N'oubliez jamais de dépressuriser le système avant de commencer à démonter les raccords. Avec une extrémité fermée et une entrée ouverte, l'eau peut jaillir brusquement, parfois plusieurs litres à la fois. Oui, cela m'est arrivé au début de ma pratique – une pelouse de vingt mètres était bien arrosée, mais pas de la manière que nous avions planifiée.

Étape 2 : Purge du système à l'air comprimé (dite winterization)

La vidange par gravité n'est pas toujours suffisante pour vider complètement le système. Dans un réseau ramifié, des sections "morts" restent, où l'eau stagne. La solution est de purger à l'air comprimé – une méthode que les professionnels appellent "blow-out" ou "winterization". Procédure :

  • Connecter un compresseur (idéalement avec un régulateur de pression) à l'entrée du système via un adaptateur spécial à raccord rapide
  • Régler la pression à maximum 2–3 bars pour les systèmes goutte-à-goutte et 3–5 bars pour les systèmes d'arrosage par aspersion – plus est trop pour les composants
  • Ouvrir progressivement chaque section (si vous avez un système zoné), en commençant par le point le plus éloigné
  • Purger chaque zone pendant 2–3 minutes, ou jusqu'à ce que les pommeaux ne dégagent plus que de l'air
  • Jamais ne restez devant un pommeau pendant la purge – l'eau et l'air sortent avec une grande force
Purge du système avant l'hiver – schéma COMPRESSEUR max 3–5 bar Vanne Réseau P1 P2 P3 air + eau résiduelle Air comprimé Mélange évacué

Démontage et tri des composants – ce qu’il faut séparer

Après le vidage du système, suit le démontage systématique. Ici, les gens font souvent une erreur : ils jettent tout dans une seule boîte et au printemps, ils doivent se demander ce qui va avec quoi. Non seulement ils perdent du temps pour identifier les composants, mais aussi les joints fendus ne sont découverts qu’au moment de la remontage, où il est trop tard.

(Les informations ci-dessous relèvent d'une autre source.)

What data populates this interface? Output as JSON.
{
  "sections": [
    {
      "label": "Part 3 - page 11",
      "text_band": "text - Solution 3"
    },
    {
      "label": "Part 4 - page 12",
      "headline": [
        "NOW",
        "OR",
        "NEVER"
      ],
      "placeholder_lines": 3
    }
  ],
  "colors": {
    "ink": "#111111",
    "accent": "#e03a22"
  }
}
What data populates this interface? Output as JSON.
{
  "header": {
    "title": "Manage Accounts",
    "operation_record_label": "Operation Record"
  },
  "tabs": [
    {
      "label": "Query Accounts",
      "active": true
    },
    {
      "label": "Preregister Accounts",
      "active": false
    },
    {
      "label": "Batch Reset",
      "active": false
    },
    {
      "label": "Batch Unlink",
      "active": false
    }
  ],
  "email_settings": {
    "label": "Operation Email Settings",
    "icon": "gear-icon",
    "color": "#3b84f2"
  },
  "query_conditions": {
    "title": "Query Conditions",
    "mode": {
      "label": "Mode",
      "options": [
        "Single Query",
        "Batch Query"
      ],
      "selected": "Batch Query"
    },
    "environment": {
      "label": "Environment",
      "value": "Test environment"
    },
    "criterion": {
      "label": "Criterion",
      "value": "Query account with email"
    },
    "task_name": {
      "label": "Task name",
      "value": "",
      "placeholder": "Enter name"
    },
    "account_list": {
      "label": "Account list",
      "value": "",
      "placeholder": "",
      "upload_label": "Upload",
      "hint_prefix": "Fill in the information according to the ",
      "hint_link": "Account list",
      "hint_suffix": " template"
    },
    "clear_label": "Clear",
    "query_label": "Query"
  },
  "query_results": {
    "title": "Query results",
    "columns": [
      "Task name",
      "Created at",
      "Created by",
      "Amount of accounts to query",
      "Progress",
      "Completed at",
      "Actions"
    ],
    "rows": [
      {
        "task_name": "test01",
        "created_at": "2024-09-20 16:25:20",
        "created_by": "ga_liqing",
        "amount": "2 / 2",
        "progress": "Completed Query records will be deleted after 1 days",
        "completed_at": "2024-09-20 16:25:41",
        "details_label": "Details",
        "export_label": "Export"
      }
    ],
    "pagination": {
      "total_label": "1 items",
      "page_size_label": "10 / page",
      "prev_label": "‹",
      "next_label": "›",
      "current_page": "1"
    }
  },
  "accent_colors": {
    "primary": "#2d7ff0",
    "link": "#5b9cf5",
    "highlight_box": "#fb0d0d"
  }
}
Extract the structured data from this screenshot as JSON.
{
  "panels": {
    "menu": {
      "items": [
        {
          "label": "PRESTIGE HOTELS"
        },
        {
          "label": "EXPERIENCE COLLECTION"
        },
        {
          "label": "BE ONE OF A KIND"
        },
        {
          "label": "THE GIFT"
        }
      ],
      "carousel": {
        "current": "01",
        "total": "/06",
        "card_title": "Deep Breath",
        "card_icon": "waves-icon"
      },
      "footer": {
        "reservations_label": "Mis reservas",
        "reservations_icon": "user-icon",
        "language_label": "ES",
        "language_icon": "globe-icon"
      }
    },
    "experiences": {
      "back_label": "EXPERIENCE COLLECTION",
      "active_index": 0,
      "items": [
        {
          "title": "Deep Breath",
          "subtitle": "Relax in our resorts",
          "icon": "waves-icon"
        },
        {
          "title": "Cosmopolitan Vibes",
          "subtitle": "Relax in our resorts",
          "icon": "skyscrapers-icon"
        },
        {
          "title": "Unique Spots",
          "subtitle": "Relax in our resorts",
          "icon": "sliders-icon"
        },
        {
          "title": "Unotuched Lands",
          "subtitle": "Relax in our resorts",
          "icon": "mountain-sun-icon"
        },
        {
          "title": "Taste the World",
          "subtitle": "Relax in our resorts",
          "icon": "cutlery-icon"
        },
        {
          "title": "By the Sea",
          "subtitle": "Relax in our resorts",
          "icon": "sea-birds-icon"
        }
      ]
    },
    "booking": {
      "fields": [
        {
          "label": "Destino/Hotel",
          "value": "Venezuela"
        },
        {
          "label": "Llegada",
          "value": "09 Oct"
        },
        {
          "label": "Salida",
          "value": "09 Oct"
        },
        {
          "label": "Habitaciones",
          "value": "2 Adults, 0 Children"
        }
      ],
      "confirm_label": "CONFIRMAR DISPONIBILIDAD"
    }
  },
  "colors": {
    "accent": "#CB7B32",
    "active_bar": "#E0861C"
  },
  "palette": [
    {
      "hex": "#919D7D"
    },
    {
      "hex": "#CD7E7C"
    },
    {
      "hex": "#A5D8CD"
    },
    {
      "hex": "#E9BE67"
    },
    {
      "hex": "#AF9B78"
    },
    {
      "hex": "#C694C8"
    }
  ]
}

Cannes et tuyaux de distribution

Démontez les cannes de jardin (généralement en PE, PVC ou en caoutchouc) de toutes les connexions. Rincez chaque canne – ouvrez un orifice à une extrémité, laissez couler un débit d’eau léger et laissez s’écouler. Roulez-la en boucles plus grandes d’un diamètre d’au moins 30 à 40 cm (car un rayon d’arc plus petit peut provoquer une déformation permanente ou même une fissure sous le gel chez les cannes à paroi mince). Pour les bobines de cannes, collez une bande adhésive en papier avec une indication : longueur, diamètre, section du jardin (par exemple : "Massif de roses – 15 m – ½"").

Les microcannes pour les systèmes goutte à goutte (4/6 mm, 6/9 mm) sont plus sensibles. Le pli permanent les endommage – rangez-les enroulées sur des bobines ou au moins en faisceaux droits, pas en tas enchevêtrés.

Plus d’informations sur les diamètres et la compatibilité dans l’article Quel diamètre de canne et de raccords est nécessaire pour mon système d’arrosage.

Raccords, vannes et collecteurs

Démontez tous les raccords rapides, coudes, T, collecteurs et vannes. Nettoyez chaque raccord des saletés (boue, algues, calcaire). Important : retirez tous les joints O et joints, appliquez une fine couche de vaseline ou de graisse silicone et remettez-les en place. Si vous laissez les joints secs, la gomme durcira pendant l’hiver et perdra son élasticité – au printemps, vous aurez un système fuyant.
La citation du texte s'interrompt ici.